Le Premier ministre polonais Donald Tusk. [Keystone - EPA/Pawel Supernak]
Pologne, ou la difficulté de se débarrasser d'un héritage ultra-conservateur / Tout un monde / 4 min. / hier à 08:14
Lors de son élection, le nouveau Premier ministre polonais Donald Tusk avait fait campagne sur une réforme du système judiciaire, la dépénalisation de l’avortement, la liberté des médias ou encore l'union civile pour les couples homosexuels. Une année plus tard, le bilan est plutôt mitigé.

Elu en décembre 2023, le centriste pro-européen Donald Tusk voulait tourner la page des huit années du règne des conservateurs et eurosceptiques du PiS. Dès son arrivée au pouvoir, le nouveau gouvernement s’est notamment empressé de dépolitiser la télévision publique que le PiS avait transformée en instrument de propagande.

Pour Bart Staszewski, l’activiste LGBT le plus célèbre de Pologne, il s'agit d'une mesure encourageante.

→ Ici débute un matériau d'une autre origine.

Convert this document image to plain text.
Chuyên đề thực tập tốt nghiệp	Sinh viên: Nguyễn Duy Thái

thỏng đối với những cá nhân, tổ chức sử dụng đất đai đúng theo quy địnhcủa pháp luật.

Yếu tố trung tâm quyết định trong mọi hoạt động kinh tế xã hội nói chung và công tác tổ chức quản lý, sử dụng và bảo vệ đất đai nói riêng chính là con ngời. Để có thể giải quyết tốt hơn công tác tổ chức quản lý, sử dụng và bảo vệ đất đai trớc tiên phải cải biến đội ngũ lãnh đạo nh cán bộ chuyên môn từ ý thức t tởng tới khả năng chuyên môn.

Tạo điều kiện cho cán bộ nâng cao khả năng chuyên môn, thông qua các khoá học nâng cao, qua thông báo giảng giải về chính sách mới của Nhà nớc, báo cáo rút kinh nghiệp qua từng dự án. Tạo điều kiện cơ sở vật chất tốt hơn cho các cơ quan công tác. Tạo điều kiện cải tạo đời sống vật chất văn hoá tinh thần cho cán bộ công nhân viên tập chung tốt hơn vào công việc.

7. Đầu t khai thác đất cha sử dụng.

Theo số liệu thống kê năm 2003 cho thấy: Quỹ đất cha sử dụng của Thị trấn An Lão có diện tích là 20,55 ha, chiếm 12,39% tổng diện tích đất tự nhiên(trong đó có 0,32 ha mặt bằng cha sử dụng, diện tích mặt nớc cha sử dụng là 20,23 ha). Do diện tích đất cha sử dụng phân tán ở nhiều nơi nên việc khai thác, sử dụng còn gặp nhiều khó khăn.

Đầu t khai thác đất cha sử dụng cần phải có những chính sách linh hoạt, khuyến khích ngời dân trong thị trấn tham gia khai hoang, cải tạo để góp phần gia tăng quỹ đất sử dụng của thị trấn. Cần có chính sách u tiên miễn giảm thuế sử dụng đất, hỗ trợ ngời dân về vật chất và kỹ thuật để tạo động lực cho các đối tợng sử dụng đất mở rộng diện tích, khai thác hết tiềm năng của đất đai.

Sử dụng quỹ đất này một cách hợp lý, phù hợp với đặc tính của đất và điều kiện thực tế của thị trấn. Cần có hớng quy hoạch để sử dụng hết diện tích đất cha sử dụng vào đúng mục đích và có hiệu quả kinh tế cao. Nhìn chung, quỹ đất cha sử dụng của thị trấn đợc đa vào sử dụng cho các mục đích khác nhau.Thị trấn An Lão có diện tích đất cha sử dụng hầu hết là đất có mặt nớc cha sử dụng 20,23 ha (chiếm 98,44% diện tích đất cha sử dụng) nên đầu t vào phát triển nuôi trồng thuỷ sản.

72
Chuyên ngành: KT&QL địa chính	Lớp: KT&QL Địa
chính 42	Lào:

Après avoir été pendant longtemps la cible préférée des médias publics, il a été invité à la télévision pour la première fois en huit ans. "Le présentateur de l'émission s'est excusé en direct pour les attaques et la discrimination monstrueuses que notre communauté a subies ces dernières années", explique-t-il dans l'émission Tout un monde.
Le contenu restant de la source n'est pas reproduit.